Bronislaw Komorowski
„Der Kniefall Brandts zeigte, dass es auch andere Deutsche – nicht nur Revanchisten und Revisionisten – gab.“
Zitiert nach Frankfurter Allgemeine Zeitung vom 7. Dezember 2010

Götz Aly
„Willy Brandts Kniefall vor dem Warschauer Ghetto-Denkmal gilt uns Heutigen als bewegender und dankenswerter Akt. Am 7. Dezember 1970 hatte ein antifaschistischer Emigrant die Last der deutschen Verbrechen auf sich genommen, ein Mann, den noch unzählige Parteigänger und Politiker der CDU/CSU als Vaterlandsverräter und zu dem – oh Gott! – als unehelich Geborenen schmähten. (…) Brandt kannte das dumpfe Volksempfinden. Folglich sprach er in Deutschland selten und wolkig über die Vergangenheit. Wäre er deutlicher geworden, hätte er seine politischen Chancen verloren. Auch das veranlasste ihn in Warschau zu stummer, ausdrucksstarker Demut.

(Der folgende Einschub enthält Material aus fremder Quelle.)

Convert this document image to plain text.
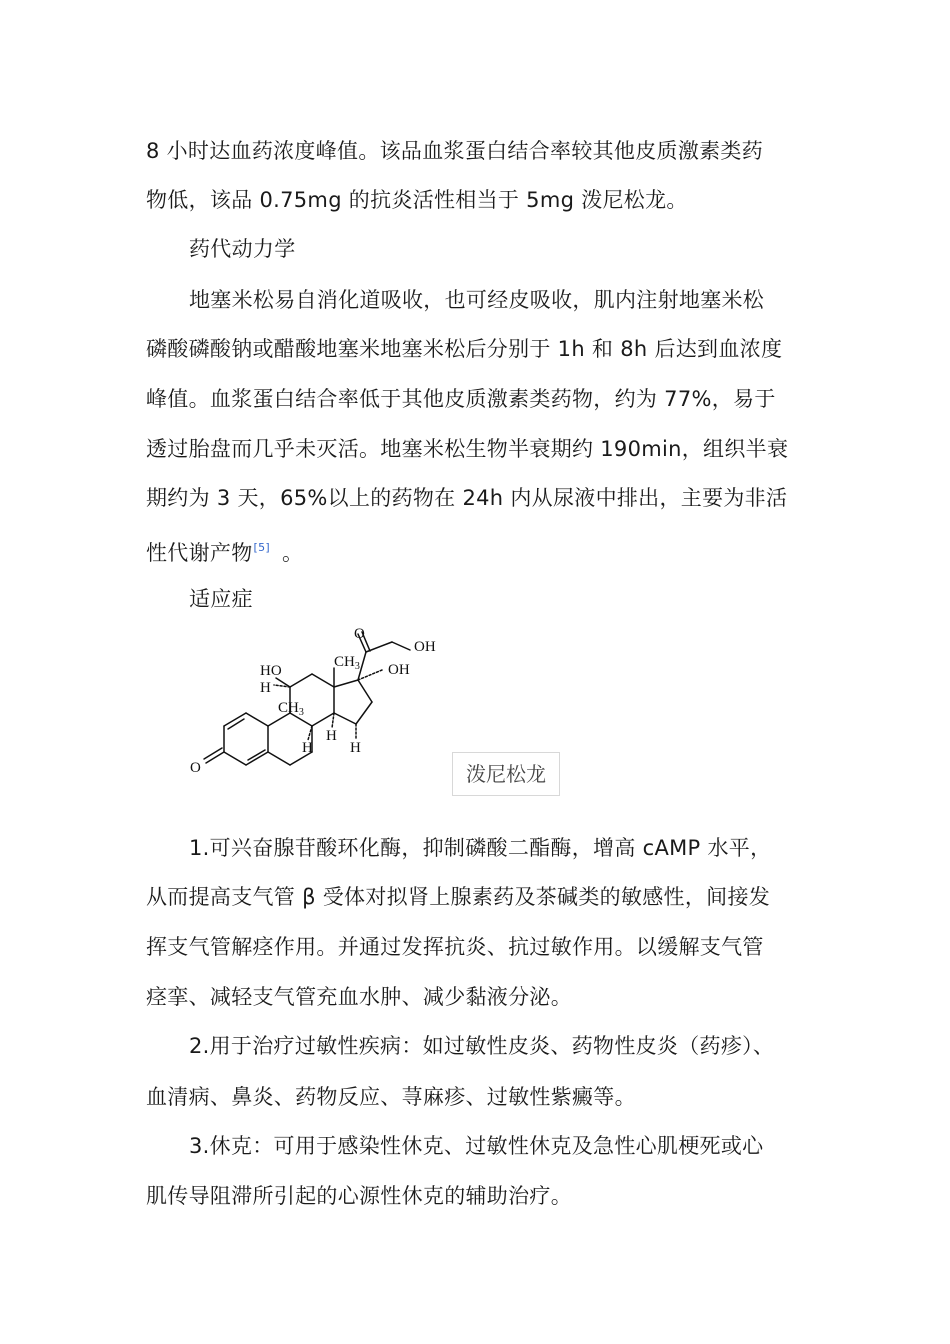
8 小时达血药浓度峰值。该品血浆蛋白结合率较其他皮质激素类药

物低，该品 0.75mg 的抗炎活性相当于 5mg 泼尼松龙。

药代动力学

地塞米松易自消化道吸收，也可经皮吸收，肌内注射地塞米松

磷酸磷酸钠或醋酸地塞米地塞米松后分别于 1h 和 8h 后达到血浓度

峰值。血浆蛋白结合率低于其他皮质激素类药物，约为 77%，易于

透过胎盘而几乎未灭活。地塞米松生物半衰期约 190min，组织半衰

期约为 3 天，65%以上的药物在 24h 内从尿液中排出，主要为非活

性代谢产物[5] 。

适应症

O
OH
OH
HO
H
$CH_3$
$CH_3$
H
H
H
O	泼尼松龙

1.可兴奋腺苷酸环化酶，抑制磷酸二酯酶，增高 cAMP 水平，

从而提高支气管 β 受体对拟肾上腺素药及茶碱类的敏感性，间接发

挥支气管解痉作用。并通过发挥抗炎、抗过敏作用。以缓解支气管

痉挛、减轻支气管充血水肿、减少黏液分泌。

2.用于治疗过敏性疾病：如过敏性皮炎、药物性皮炎（药疹）、

血清病、鼻炎、药物反应、荨麻疹、过敏性紫癜等。

3.休克：可用于感染性休克、过敏性休克及急性心肌梗死或心

肌传导阻滞所引起的心源性休克的辅助治疗。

Als er 1971 den Friedensnobelpreis erhielt, spendete er den größten Teil des Preisgelds für die Renovierung der Synagoge in Venedig und verfügte, dass dies erst nach seinem Tode bekanntwerden dürfe.“
„Umgeben von Verächtern“, in: Frankfurter Rundschau, 13. Dezember 2010


3. Würdigungen zum 100. Geburtstag

Erhard Eppler
„In den Sitzungen des Parteivorstands, auch im Präsidium, im Kabinett hat Willy Brandt nicht zu Beginn verkündet, wo es lang geht und dann erwartet, dass man ihm zustimmt. Er hat geduldig zugehört, wie die Zuständigen einführten, wie Ökonomen und Ökologen, Rechte und Linke ihre Argumente vorbrachten. Allenfalls hat er durch eine knappe Zwischenfrage angedeutet, was ihm wichtig war. Am Schluss hat er dann zusammengefasst. Und diese Zusammenfassung war meist nicht weit entfernt von dem, was er selbst dachte und womit eine große linke Volkspartei leben konnte. Willy Brandt hatte in seiner Partei durchaus Autorität. Aber er hat diese Autorität nur zögernd, nur selten voll eingesetzt. Er hat sie als Kleingeld ausgegeben, nicht die Hundertmarkscheine auf den Tisch geknallt. Wenn er aber dann einmal sagte: ,So nicht, das kann ich nicht!ʻ, dann hat ein betretener Vorstand neu nachgedacht. Das war eine sehr kluge, sehr demokratische, sehr menschliche und durchaus wirksame Form der Führung, die immerhin ein Vierteljahrhundert funktioniert hat.“
Willy Brandt – Stimmen zum 100. Geburtstag. Reden und Beiträge im Erinnerungsjahr 2013 (Schriftenreihe der Bundeskanzler-Willy-Brandt-Stiftung, H. 27), S. 12 f.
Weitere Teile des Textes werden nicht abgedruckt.